One of the most frequent recommendations offered up as a way of restoring margins, however, was a ramped-up private-label operation. "For general merchandise, they should take a page from Target's playbook and create stronger private label brands. These will have better margins and create another reason to shop," said Incisiv's chief customer officer, David Weinand. Merchandising Metrics' founding partner Jeff Sward agrees, telling RetailWire, "Walmart could also benefit from their own version of Kirkland," which is Costco's highly successful in-house food brand.

Finally, one of the common themes among Walmart's best next steps is a more thoughtful approach in selecting and presenting non-grocery goods. Sward adds:

Walmart has an 'SOS' problem. 'Stuff On Sale.' And it's not that it's bad stuff or bad value. It's just presented as stuff. Seas of racks. No storytelling. Walmart is a very unemotional environment to shop in. And that worked fine for a long time. But now I think the bar is set a little higher.

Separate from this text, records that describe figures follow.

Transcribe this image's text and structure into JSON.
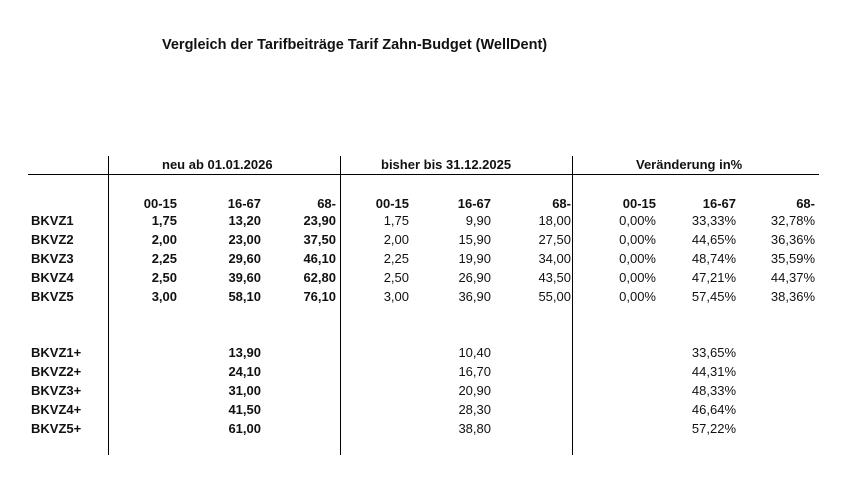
{
  "title": "Vergleich der Tarifbeiträge Tarif Zahn-Budget (WellDent)",
  "groups": {
    "neu": "neu ab 01.01.2026",
    "bisher": "bisher bis 31.12.2025",
    "veraenderung": "Veränderung in%"
  },
  "age_headers": [
    "00-15",
    "16-67",
    "68-"
  ],
  "rows": [
    {
      "label": "BKVZ1",
      "neu": [
        "1,75",
        "13,20",
        "23,90"
      ],
      "bisher": [
        "1,75",
        "9,90",
        "18,00"
      ],
      "change": [
        "0,00%",
        "33,33%",
        "32,78%"
      ]
    },
    {
      "label": "BKVZ2",
      "neu": [
        "2,00",
        "23,00",
        "37,50"
      ],
      "bisher": [
        "2,00",
        "15,90",
        "27,50"
      ],
      "change": [
        "0,00%",
        "44,65%",
        "36,36%"
      ]
    },
    {
      "label": "BKVZ3",
      "neu": [
        "2,25",
        "29,60",
        "46,10"
      ],
      "bisher": [
        "2,25",
        "19,90",
        "34,00"
      ],
      "change": [
        "0,00%",
        "48,74%",
        "35,59%"
      ]
    },
    {
      "label": "BKVZ4",
      "neu": [
        "2,50",
        "39,60",
        "62,80"
      ],
      "bisher": [
        "2,50",
        "26,90",
        "43,50"
      ],
      "change": [
        "0,00%",
        "47,21%",
        "44,37%"
      ]
    },
    {
      "label": "BKVZ5",
      "neu": [
        "3,00",
        "58,10",
        "76,10"
      ],
      "bisher": [
        "3,00",
        "36,90",
        "55,00"
      ],
      "change": [
        "0,00%",
        "57,45%",
        "38,36%"
      ]
    }
  ],
  "plus_rows": [
    {
      "label": "BKVZ1+",
      "neu": "13,90",
      "bisher": "10,40",
      "change": "33,65%"
    },
    {
      "label": "BKVZ2+",
      "neu": "24,10",
      "bisher": "16,70",
      "change": "44,31%"
    },
    {
      "label": "BKVZ3+",
      "neu": "31,00",
      "bisher": "20,90",
      "change": "48,33%"
    },
    {
      "label": "BKVZ4+",
      "neu": "41,50",
      "bisher": "28,30",
      "change": "46,64%"
    },
    {
      "label": "BKVZ5+",
      "neu": "61,00",
      "bisher": "38,80",
      "change": "57,22%"
    }
  ]
}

He believes the retailer has "an opportunity to trade up and attract department store customers. If department stores can't solve their SOS problem, Walmart can take a shot and win on price/value."

A long-term project

Only time will tell how, or if, the world's biggest brick-and-mortar retailer moves in the direction several industry watchers have suggested. But their advice certainly seems sound and would likely establish the underpinnings for margin growth again.

Still, although it's bound to be a long-term project, investors wouldn't be out of line to begin looking for the beginning of these strategic shift now. It seems unlikely McMillon will widen profitability without taking the initial, deliberate steps down these prescribed paths sooner rather than later.